Bureaucrats, party officials, army officers and other well-placed government elites ended up stealing about thirty per cent of the aid, according to estimates by outside scholars and international aid agencies. They sold it to private traders, often for dollars or euros, and delivered the goods using government vehicles.
Without intending to do so, wealthy donor countries injected a kind of adrenaline rush into the grubby world of North Korean street trading. The lucrative theft of international food aid whetted the appetite of higher-ups for easy money as it helped transform private markets into the country’s primary economic engine.
Private markets, which today supply most of the food North Koreans eat, have become the fundamental reason why most outside experts say a catastrophic 1990s-style famine is unlikely to happen again. The markets, though, have not come close to eliminating hunger or malnutrition. They also appear to have increased inequity, creating a chasm between those who have figured out how to trade and those who have not.
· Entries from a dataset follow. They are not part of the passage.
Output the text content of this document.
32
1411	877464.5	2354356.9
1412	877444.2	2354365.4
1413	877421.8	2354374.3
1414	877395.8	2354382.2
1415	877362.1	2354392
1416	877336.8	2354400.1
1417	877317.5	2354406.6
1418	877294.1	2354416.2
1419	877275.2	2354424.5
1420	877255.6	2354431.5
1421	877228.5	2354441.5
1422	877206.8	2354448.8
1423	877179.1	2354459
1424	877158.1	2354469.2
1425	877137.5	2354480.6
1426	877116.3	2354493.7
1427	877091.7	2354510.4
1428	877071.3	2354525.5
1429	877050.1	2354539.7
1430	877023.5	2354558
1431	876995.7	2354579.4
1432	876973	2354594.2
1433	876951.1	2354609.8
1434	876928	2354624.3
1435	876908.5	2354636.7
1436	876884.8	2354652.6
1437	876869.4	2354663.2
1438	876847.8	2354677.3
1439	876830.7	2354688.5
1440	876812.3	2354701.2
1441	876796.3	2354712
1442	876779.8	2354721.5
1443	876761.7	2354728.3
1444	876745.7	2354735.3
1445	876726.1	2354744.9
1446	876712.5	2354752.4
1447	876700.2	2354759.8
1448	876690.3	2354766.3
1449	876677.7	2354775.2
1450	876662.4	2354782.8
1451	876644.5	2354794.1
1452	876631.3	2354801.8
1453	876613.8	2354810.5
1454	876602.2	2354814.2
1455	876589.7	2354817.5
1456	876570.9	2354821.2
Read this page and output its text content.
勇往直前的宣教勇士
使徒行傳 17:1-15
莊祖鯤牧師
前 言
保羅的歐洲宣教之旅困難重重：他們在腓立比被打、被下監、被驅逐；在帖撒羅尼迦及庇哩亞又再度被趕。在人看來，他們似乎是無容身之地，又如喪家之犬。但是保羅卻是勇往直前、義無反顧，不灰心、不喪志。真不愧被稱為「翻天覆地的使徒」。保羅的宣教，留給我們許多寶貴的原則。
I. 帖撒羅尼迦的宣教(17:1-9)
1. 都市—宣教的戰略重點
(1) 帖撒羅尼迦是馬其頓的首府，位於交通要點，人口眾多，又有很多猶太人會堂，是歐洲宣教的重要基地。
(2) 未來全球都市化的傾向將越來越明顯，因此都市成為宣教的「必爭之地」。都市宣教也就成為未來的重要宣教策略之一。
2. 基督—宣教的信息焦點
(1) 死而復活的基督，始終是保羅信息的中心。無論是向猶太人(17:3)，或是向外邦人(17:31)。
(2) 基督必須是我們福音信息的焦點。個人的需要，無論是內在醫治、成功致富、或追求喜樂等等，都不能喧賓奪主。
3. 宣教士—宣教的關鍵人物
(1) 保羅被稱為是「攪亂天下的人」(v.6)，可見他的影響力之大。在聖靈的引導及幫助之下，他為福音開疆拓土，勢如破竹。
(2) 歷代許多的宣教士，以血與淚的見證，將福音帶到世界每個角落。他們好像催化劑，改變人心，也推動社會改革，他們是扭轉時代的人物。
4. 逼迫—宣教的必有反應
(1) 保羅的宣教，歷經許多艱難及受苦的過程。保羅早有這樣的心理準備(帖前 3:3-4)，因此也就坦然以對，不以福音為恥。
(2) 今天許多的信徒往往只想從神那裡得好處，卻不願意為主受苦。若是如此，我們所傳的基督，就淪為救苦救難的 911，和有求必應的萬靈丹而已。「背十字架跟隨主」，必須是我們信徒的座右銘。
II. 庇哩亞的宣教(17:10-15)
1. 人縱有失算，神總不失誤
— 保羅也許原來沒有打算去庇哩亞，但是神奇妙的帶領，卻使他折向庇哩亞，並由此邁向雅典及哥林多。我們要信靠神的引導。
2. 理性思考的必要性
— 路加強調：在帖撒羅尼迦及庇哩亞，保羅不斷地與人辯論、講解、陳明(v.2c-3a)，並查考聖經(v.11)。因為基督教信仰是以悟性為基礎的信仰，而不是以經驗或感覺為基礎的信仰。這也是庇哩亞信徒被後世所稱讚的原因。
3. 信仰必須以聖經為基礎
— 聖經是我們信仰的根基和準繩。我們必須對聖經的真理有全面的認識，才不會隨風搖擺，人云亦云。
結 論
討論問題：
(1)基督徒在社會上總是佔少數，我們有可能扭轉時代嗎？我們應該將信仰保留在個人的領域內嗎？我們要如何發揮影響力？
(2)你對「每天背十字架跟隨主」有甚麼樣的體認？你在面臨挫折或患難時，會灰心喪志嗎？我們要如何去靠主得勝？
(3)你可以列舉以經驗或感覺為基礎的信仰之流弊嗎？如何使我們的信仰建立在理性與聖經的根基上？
In late 1998, a few months before Shin was assigned to the pig farm, the World Food Programme conducted a nutrition survey of children, which covered seventy per cent of North Korea. It found that about two thirds of those surveyed were stunted or underweight. The numbers were double that of Angola, then at the end of a long civil war, and the North Korean government became furious when they were released to the public.
Ten years later, when private markets in the North were well established and selling everything from imported fruit to Chinese-made CD players, nutrition in state-run institutions for children and the elderly had barely improved, according to a World Food Programme nutrition survey that was tolerated by the government as a condition of receiving aid.